An example of visual activism which inspired my own creative work was Fashion Revolutions interactive campaign, Show Your Label. Show Your Label, was a campaign that used social media platforms to persuade the public to look into who made their clothes and where their clothes came from. The decision to promote this campaign over social media reflects on Mirzoeff’s quote, ‘’the ways in which we engage with issues have changed’’. (Mirzoeff 290). By promoting the campaign over social media it has meant that a larger audience has been exposed to the campaign and the effects the fashion industry has on the factory workers. This campaign is an example of visual activism as photographs have been used as an action to persuade others to look into who made their clothing. This campaign inspired me to use clothing labels and tags as part of my creative work. Beneath each label is a different story. A clothing label acts as a barrier to hide the effects that the production of the garment would have had on the factory workers. Beard explains that the average consumer will rarely question the brands practices and therefore, very few fashion brands have felt it is necessary to advertise where they manufacture their garments or source their fabrics. (Beard 448). This is because society is so focused on being accepted by others, which means keeping up to date with the latest fashion trends without paying any attention to the background of the garments.
Fig. 2. The True Cost. Trailer Image. 2015. Photograph/Graphic. Truecostmovie.com
My final creative work is an up-cycled denim jacket. The front of the jacket has a range of clothing tags which have been hand stitched to the denim. The back of the jacket has a white painted statement that reads, ‘’More than a label’’. I purposefully placed a shopping bag over my models face when photographing the completed jacket. This concept was inspired by a poster for the documentary, The True Cost, where they had photographed models wearing bags over their heads (fig 2). The concept represents society and how caught up we are in brands, trends, and the need to be accepted by others. My creative work is designed to persuade the public and intended audience (young females) to think beyond the label and begin questioning who made their clothes and where their clothing came from. I purposefully chose to use a second hand denim jacket purchased from a local op-shop to promote op-shops as a more sustainable and environmentally friendly approach to shopping. Purchasing from a second hand clothing store reduces textile waste, improves the lives of production workers and benefits the environment.

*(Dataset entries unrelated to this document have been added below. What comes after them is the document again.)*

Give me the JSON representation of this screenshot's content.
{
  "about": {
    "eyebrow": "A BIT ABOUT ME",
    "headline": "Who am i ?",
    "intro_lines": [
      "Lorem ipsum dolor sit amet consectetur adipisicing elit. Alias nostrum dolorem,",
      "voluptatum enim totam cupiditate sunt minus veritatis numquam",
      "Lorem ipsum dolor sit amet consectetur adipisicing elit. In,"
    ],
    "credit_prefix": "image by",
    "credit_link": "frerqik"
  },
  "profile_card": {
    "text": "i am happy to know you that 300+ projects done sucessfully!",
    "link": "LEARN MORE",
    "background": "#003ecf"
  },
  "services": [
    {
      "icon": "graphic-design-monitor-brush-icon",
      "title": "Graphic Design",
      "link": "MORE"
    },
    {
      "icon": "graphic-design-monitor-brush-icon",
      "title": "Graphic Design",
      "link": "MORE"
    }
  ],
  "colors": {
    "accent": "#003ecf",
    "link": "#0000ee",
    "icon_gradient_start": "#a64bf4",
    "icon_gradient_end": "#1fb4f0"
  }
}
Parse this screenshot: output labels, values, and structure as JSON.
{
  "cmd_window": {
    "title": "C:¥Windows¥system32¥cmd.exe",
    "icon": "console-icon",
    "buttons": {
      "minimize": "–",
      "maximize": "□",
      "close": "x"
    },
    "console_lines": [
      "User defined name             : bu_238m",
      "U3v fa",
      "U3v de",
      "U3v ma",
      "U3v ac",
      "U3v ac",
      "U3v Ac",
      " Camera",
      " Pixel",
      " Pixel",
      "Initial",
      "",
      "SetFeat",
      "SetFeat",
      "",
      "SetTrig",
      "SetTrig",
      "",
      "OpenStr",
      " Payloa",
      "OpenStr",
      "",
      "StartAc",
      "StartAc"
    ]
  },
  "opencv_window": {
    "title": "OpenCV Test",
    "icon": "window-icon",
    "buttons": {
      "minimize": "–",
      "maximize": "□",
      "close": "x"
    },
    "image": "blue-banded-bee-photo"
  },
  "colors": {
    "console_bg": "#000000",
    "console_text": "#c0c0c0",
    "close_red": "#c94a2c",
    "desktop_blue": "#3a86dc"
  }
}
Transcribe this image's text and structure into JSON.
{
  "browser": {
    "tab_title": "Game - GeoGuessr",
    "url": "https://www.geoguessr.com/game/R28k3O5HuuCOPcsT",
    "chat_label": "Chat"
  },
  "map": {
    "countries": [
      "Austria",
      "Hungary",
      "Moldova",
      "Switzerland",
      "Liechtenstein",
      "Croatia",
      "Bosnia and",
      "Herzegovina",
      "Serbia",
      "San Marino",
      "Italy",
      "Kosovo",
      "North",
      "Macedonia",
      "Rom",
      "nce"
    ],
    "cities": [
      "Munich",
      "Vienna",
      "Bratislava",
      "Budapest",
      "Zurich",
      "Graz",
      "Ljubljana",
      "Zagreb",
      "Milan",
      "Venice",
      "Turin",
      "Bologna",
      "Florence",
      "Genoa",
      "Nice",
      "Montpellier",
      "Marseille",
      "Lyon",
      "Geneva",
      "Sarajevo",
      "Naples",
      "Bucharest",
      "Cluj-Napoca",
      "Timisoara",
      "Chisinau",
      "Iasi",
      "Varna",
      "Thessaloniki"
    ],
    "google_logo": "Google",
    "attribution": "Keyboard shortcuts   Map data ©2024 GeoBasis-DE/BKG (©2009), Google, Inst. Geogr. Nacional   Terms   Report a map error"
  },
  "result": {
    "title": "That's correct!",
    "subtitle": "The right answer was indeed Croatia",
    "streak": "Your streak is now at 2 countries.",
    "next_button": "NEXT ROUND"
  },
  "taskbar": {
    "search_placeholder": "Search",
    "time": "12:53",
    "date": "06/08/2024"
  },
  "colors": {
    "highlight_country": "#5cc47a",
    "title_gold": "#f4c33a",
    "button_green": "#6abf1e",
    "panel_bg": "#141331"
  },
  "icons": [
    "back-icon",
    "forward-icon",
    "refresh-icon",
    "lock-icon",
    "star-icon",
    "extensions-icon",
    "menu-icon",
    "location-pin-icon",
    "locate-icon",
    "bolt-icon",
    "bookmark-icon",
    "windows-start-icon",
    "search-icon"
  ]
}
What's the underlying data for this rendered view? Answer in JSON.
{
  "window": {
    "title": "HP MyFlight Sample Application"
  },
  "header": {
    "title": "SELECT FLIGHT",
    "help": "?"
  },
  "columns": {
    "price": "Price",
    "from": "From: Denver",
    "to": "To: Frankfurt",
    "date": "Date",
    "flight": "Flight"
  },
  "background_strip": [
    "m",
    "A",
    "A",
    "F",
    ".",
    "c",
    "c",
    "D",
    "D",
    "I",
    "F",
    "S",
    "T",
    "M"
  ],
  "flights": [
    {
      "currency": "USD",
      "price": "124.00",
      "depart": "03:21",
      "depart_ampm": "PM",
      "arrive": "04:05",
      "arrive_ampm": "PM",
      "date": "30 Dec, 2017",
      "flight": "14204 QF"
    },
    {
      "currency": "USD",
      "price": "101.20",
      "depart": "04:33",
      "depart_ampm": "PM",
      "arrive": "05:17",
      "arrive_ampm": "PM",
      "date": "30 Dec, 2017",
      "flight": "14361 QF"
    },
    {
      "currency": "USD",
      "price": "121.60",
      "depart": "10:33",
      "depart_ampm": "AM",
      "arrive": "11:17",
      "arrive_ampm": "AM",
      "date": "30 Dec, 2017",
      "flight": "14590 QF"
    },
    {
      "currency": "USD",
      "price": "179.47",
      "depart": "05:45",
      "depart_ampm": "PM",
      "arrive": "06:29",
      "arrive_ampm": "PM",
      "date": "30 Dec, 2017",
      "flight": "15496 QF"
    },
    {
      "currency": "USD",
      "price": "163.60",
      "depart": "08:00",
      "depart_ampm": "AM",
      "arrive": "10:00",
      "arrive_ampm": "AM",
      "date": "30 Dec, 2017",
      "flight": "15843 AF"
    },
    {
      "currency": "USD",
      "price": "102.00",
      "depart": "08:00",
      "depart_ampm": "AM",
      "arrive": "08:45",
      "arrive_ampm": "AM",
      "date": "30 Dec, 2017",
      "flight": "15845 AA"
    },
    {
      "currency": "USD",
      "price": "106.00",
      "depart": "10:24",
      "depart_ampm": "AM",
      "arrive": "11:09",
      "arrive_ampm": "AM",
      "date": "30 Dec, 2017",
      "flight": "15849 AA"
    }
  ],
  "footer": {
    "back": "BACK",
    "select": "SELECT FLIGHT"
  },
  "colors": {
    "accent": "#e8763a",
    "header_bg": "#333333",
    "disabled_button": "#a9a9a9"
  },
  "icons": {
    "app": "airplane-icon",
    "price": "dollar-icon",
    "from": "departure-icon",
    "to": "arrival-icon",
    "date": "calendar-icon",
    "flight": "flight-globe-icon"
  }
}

Fig. 3. More Than A Label, Front View. Personal Photograph by Kate Arbuckle. 07 Jun 2016.
Fig. 4. More Than A Label, Side View. Personal Photograph by Kate Arbuckle. 07 Jun 2016.
Fig. 5. More Than A Label, Back View. Personal Photograph by Kate Arbuckle. 07 Jun 2016.
Anguelov, Nikolay. The Dirty Side of the Garment Industry : Fast Fashion and Its Negative Impact on Environment and Society. Boca Raton: CRC Press, 2015. Ebook Library. Web. 07 Jun. 2016.
Balsiger, Philip; Johnston, Dr. Hank. The Fight for Ethical Fashion : The Origins and Interactions of the Clean Clothes Campaign. Farnham: Taylor and Francis, 2016. Ebook Library. Web. 07 Jun. 2016.
Beard, Nathaniel Dafydd. ‘’The Branding of Ethical Fashion and the Consumer: A Luxury Niche or Mass-market Reality?’’. Fashion Theory 12:4 (2008): 447-467. Web. 7 Jun 2016.
“Fashion Revolution”. Fashionrevolution.org. N.p., 2016. Web. 28 May 2016
Mirzoeff, Nicholas. How to See the World. Great Britain: Penguin, 2015. Print.